My Sister’s Keeper: The Award Winning 10 Year Old Malaysian Inventor

By Archana Patrick

According to statistics from the Malaysian Education Ministry, over 14,000 cases of bullying in schools were reported between 2012 and 2015, with a majority of such cases involving physical bullying.

These figures are further compounded by a report from the National Human Rights Society (Hakam) in 2018 which revealed that an estimated 84 percent of children in Malaysia suffer from some form of bullying – an alarming rate with 33 percent encountering cyber bullying.

We have often read about horrifying news of victims of bullying experiencing severe mental health issues such as depression, low self-esteem which has even lead to suicide.

So, when 10-year-old Umar Wafi Zulkafri, a student of Sekolah Rendah Islam Hira’ in Klang kept receiving complaints from his sister, Iman Hasya, 8, being bullied in school, he gathered his sister and two of his friends, Muhammad Irfan Nazrin Mohd Nizaar, and Muhd Waseem Zainol, both aged 12 years, and invented the Anti-Bully Notification System.

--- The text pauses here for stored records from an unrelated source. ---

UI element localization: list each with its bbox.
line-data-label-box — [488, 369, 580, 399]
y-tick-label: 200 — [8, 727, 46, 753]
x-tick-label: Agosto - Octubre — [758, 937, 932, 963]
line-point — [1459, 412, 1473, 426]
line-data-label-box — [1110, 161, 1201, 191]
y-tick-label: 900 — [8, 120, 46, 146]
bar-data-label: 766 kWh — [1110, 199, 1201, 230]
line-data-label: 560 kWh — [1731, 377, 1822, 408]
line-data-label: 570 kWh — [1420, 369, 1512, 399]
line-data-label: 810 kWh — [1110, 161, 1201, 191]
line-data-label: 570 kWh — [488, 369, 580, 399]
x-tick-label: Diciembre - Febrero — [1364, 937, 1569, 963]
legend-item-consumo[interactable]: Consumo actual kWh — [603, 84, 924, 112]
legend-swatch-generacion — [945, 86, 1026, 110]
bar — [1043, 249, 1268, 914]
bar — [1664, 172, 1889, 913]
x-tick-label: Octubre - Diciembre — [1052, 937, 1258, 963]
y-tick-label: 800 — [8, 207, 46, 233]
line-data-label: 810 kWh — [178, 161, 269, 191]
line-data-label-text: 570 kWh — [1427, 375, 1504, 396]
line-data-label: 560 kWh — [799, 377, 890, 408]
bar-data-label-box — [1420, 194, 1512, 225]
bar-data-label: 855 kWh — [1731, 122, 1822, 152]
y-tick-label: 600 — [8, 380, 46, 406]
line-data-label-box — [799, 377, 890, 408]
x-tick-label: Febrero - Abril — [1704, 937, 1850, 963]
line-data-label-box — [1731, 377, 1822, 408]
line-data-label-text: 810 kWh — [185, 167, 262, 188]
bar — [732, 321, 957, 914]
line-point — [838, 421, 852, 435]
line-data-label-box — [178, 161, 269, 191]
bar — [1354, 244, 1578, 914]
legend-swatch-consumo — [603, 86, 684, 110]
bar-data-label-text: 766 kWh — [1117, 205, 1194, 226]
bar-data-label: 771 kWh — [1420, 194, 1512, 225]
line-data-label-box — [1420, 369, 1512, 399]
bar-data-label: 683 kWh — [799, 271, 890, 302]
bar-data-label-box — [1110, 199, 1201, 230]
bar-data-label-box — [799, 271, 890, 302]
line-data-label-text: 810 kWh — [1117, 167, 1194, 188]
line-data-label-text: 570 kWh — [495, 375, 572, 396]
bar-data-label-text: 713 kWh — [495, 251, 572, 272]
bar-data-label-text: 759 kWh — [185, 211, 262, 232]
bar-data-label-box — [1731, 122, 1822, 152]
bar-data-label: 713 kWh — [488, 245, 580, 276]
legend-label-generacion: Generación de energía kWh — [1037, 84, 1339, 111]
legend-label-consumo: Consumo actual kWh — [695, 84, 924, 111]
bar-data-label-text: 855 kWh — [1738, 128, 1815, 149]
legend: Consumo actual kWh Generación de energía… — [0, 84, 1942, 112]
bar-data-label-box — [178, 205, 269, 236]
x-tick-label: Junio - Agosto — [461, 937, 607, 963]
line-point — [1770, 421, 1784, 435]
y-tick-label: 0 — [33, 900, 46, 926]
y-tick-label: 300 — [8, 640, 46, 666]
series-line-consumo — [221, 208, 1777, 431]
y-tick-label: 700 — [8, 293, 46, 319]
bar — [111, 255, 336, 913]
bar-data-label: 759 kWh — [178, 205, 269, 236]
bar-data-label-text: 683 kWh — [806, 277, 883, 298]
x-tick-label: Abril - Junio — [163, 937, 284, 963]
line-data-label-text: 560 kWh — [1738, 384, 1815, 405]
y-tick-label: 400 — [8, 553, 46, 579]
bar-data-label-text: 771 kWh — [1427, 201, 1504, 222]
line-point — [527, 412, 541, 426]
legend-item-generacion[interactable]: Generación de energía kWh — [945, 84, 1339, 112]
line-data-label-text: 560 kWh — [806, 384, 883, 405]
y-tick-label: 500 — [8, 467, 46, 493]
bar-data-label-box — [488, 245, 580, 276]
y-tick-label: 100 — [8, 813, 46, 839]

The invention consists of two buttons connected to the teachers’ room and their mobile phones. One button is for verbal bullying and the other for physical bullying. Students who are bullied and even those who witness other students being bullied can press one of the buttons to alert teachers about the location of the incident within school grounds so that further action can be taken.

At present, the device has been placed only in two classes in the school which is connected to the male teachers’ room.

Young Umar Wafi’s invention has won several awards last year such as the Gold Award and Best Performance Award at the 2018 International Stem Olympiad and the Gold Award and Diamond Award at the Smart Selangor Young Innovator for Primary School.

Muhammad Fadhil Mahmud Fakri, the school’s Science, Technology, Engineering and Mathematics (STEM) programme coordinator told the News Straits Times, “this year, we plan to expand on his innovation by placing the notification system in all classes and locations where bullying often takes place”.

He added, “we need at least RM1,500 to place it in 40 locations we have identified including the location receivers in four women’s teachers’ room”.

Although other schools are also keen on installing the device to curb bullying incidents, this would only be possible once the device is officially launched and successfully completes a smooth trial run in Sekolah Rendah Islam Hira itself.

Young Umar Wafi hopes to enhance his invention by taking it one step further to include a closed circuit television (CCTV) camera so that clear evidence of bullying incidents can be recorded.

Good job, Umar Wafi!

You truly fought back in a positive way by creating a device to benefit every school student from being victimised by bullies.